Hello Preslav, I did not upload any data because I was not sure if I am allowed to upload the datathon data. I will make my whole repository including the data and embeddings available in google drive rep
The whole rep which also includes the winning model can be downloaded here:
https://drive.google.com/drive/folders/1BpJIKO1hUZTpCEm6wjGpoBobWLctPoW-?usp=sharing
The winning model can be found in `resources/taggers/best_model/*` which was used for both the dev and the test prediction
Hi @preslav,
for Task1 the article was updated with all links where you can download the pre-trained embeddings used in our experiments
Hi guys. Good work and nice article. I have a question for you:
You mention that one problem for your model was the class imbalance (the fact that some classes have very few representatives). Where is the threshold for the frequency? I mean, how many instances of a class do you consider you would need in order to come out with a reasonable predictor?

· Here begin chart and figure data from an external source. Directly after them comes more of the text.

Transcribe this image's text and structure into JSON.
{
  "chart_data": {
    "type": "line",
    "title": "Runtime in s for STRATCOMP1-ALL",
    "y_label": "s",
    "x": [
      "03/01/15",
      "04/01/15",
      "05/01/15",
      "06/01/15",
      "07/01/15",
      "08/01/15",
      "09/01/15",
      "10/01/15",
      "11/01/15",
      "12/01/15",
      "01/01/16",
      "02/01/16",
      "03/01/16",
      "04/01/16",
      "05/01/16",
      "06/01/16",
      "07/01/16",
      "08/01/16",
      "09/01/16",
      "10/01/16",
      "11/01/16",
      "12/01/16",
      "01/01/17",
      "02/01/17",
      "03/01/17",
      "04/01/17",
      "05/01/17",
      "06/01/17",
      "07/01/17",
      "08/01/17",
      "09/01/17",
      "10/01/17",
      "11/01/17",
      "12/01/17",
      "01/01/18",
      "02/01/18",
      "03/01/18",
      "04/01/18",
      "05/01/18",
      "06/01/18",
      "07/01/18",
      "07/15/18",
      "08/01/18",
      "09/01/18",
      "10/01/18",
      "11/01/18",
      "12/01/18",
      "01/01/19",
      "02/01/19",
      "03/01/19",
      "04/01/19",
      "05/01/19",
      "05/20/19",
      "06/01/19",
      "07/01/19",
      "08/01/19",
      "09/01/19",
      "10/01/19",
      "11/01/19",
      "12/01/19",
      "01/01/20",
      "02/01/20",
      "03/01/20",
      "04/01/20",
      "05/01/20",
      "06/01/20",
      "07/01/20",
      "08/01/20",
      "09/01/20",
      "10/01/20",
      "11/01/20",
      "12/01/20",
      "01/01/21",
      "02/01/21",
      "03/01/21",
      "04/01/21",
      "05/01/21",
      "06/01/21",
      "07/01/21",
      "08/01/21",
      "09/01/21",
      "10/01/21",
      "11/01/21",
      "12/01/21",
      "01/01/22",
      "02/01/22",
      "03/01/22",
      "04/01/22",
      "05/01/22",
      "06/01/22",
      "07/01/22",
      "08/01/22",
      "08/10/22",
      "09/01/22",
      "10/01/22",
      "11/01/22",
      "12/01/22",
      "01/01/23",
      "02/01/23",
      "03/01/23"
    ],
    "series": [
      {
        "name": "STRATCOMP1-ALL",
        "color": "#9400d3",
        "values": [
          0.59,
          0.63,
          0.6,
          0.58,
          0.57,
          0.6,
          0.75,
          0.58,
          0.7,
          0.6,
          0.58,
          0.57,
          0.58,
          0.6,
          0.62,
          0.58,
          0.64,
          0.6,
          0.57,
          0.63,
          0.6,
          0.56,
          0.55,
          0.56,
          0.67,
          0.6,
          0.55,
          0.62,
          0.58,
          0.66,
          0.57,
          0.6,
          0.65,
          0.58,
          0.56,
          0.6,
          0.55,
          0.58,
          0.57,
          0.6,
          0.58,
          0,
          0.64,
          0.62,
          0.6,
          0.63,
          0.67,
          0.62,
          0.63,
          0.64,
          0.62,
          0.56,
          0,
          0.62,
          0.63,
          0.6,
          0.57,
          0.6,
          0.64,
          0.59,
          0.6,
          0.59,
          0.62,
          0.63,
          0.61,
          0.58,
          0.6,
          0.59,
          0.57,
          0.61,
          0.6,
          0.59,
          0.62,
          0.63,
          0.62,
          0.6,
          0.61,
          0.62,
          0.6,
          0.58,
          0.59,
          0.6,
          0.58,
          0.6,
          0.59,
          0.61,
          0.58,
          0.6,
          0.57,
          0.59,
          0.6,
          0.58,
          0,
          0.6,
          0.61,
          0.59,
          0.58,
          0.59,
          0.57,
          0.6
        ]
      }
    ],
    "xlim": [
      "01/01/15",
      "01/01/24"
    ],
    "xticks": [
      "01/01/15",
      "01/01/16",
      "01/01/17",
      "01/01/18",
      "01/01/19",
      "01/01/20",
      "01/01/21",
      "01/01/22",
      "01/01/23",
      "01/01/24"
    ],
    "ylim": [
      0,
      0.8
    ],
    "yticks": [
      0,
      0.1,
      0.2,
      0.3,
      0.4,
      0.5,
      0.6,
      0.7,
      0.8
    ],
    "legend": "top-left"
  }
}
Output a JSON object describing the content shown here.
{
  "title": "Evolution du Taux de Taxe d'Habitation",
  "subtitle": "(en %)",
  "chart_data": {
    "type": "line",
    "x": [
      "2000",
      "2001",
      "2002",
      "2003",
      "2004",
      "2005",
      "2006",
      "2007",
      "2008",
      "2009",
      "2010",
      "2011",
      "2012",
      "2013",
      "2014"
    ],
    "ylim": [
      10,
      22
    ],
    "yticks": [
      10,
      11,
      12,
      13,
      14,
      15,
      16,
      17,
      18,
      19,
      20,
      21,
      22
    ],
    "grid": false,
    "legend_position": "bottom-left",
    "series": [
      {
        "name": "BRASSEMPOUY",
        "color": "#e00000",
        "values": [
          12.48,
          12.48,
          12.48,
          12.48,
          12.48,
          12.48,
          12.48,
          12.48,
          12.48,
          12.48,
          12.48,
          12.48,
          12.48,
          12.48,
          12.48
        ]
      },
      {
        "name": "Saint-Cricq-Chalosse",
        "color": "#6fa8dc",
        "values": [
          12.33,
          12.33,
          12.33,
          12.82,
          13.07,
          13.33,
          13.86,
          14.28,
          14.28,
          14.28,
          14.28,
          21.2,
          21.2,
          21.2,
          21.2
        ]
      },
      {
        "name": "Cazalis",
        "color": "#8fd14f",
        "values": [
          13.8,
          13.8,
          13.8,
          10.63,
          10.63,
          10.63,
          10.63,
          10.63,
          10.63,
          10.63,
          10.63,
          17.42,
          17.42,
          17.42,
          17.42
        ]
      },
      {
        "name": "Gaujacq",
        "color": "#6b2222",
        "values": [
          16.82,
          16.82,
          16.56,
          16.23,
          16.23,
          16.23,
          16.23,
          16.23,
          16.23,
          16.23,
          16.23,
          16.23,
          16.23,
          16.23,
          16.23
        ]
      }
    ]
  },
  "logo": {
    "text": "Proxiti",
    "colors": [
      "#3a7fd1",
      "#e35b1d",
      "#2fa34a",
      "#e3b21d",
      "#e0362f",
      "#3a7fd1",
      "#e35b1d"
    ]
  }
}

This is very difficult to define because, as always, it depends. In this case also on the difficulty of the problem. The easier a class is to predict, the less data you need. Much more important is however to have unnoisy class labels, which in this data set often didn’t seem to be the case. I would suggest to have more annotators and calculate the interannotator agreement. It seems to me that different annotators have worked on each document separately and often the understanding of the task between annotators was different, which lead to noisy labels.
Hello, you are a clear winner in the hardest Task 3, and you did reasonably well in Task 1: even though there are quite a few teams ahead of you, the difference to the top team is just 0.05 or so. You also seem to have built one of the most complex models. Yet, on Task 2, you did not place in the top 8. How do you explain that given that you did reasonably well in Task 1, which is similar?
You actually answer the question in your video, slightly before the three minute mark. You used a CNN model instead of BERT due to some implementation difficulties. The winners in Task 2 did use BERT but it is commendable that you are aware of the model and tried it.
Hello vsenderov!
Thanks for your comment, we all chose different approaches for each task, regarding Task 2 we were not able to identify the error with the BERT implementation. Finally, there was not enough time to adapt the architectures used in Task 1. However, as you said, we’re aware that BERT is outperforming as solution for different problems and we will definitely use it in the future.